Malheureusement, l’expérience n’est pas parfaite. Tout le monde ne peut pas s’accorder quand il faut décider quelle est la meilleure chanson de l’EP, mais la qualité des mini-jeux est clairement inégale. Déjà car, comme mentionné plus haut, certains n’en sont pas vraiment. Le premier, par exemple, raconte le début de l’histoire. On y choisit des dialogues, habille notre blob… Pas de jeu à proprement parler. Mais il serait hypocrite de critiquer ce choix, n’ayant personnellement travaillé presque que sur des jeux narratifs. Et de toute façon ça fonctionne très bien.
Non, le problème vient des niveaux décevants où l’on ne fait qu’avancer dans une direction. Cela peut-être intéressant, mais ça ne l’est pas forcément ici, et ça semble un peu mensonger pour ceux qui ont payé pour s’offrir l’expérience.
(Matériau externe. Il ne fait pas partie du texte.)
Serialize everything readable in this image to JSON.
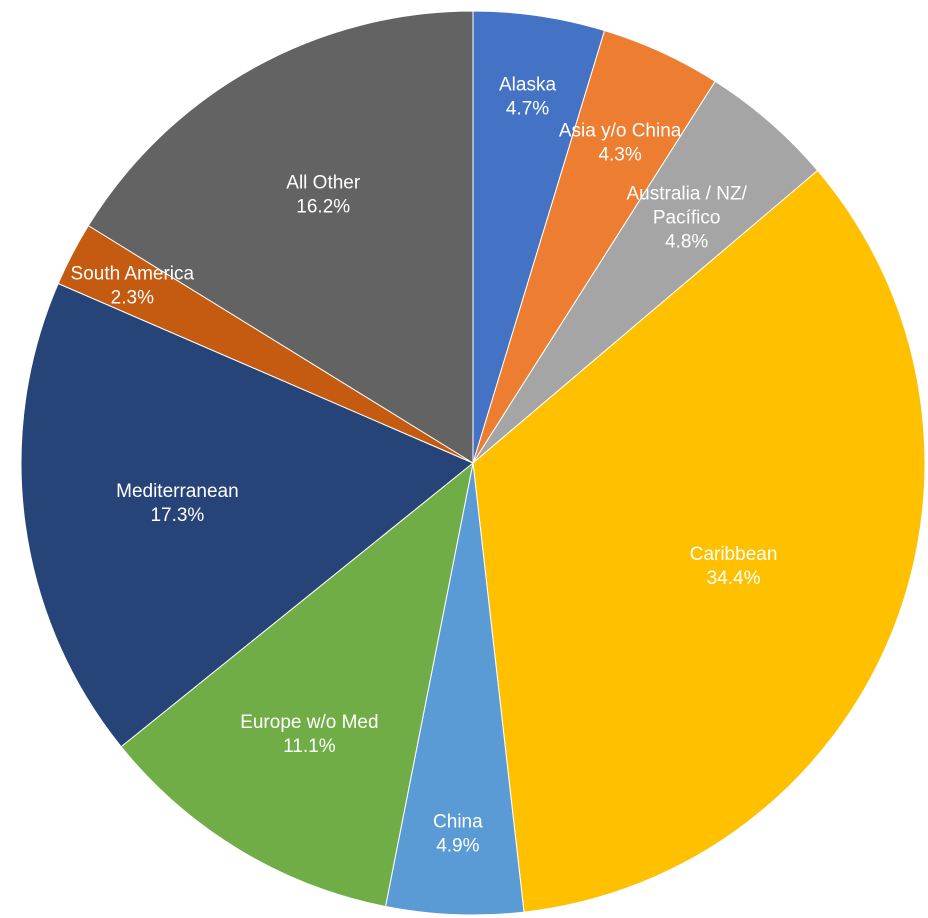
{
  "chart_data": {
    "type": "pie",
    "title": "",
    "slices": [
      {
        "label": "Alaska",
        "value": 4.7,
        "value_label": "4.7%",
        "color": "#4472C4"
      },
      {
        "label": "Asia y/o China",
        "value": 4.3,
        "value_label": "4.3%",
        "color": "#ED7D31"
      },
      {
        "label": "Australia / NZ/ Pacífico",
        "label_lines": [
          "Australia / NZ/",
          "Pacífico"
        ],
        "value": 4.8,
        "value_label": "4.8%",
        "color": "#A5A5A5"
      },
      {
        "label": "Caribbean",
        "value": 34.4,
        "value_label": "34.4%",
        "color": "#FFC000"
      },
      {
        "label": "China",
        "value": 4.9,
        "value_label": "4.9%",
        "color": "#5B9BD5"
      },
      {
        "label": "Europe w/o Med",
        "value": 11.1,
        "value_label": "11.1%",
        "color": "#70AD47"
      },
      {
        "label": "Mediterranean",
        "value": 17.3,
        "value_label": "17.3%",
        "color": "#264478"
      },
      {
        "label": "South America",
        "value": 2.3,
        "value_label": "2.3%",
        "color": "#C55A11"
      },
      {
        "label": "All Other",
        "value": 16.2,
        "value_label": "16.2%",
        "color": "#636363"
      }
    ]
  }
}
Quand le jeu promet 6 mini-jeux, je m’imagine autre chose que passer 2 minutes à appuyer sur la touche flèche droite de mon clavier afin de traverser une salle de concert.
Je suis certain que le projet a demandé beaucoup de travail, mais ces mini-jeux peu réfléchis, associés à plein de petits problèmes surprenants (ouvrir les achievements joue un bruit strident trop fort par rapport au reste des sons du jeu, une erreur de numérotation fait que deux niveaux sont nommés Pistes 3…) donnent l’impression d’être sur un projet bâclé n’ayant pas eu le soin et l’attention méritée.
Il est pourtant clair que le jeu a été concocté avec amour, au point où il est sorti dans quatre éditions collectors. Celles-ci contiennent des ajouts plus ou moins dispensables : le zine mentionné plus tôt, un vinyle de l’EP, des t-shirts, ou encore une sauce piquante collector.
J’ai un problème avec les produits dérivés. Pourquoi travailler sur des objets inutiles qui ne seront que l’objet d’achats compulsifs ? Pourquoi proposer tous ces designs de t-shirt différents quand tant de vêtements sont déjà fabriqués tous les jours, que les dressings et les friperies débordent déjà ? Je comprends le plaisir qu’il y a à voir son jeu vidéo être interprété sous d’autres formes, se manifester dans le monde réel. Mais dans un monde aux ressources finies, où les questions d’économies devraient s’imposer depuis plusieurs décennies, pourquoi ne pas y réfléchir à deux fois ? Pourquoi un jeu dont une bonne partie de l’identité est héritée de contre-cultures se soumet ainsi à une logique capitaliste et consumériste ?
Ce n’est finalement pas si surprenant venant d’un jeu où notre personnage va principalement gagner de l’argent dans un job qu’iel déteste, afin de le dépenser immédiatement dans une paire de bottes ou un autre gadget. Malheureusement, ce n’est pas récemment que les cultures alternatives punks et indés ont étés récupérées et corrompu par « la société », pour la qualifier grossièrement. C’est juste dommage de voir ce défaut s’ajouter aux autres problèmes d’une œuvre intéressante et originale, mais négligée.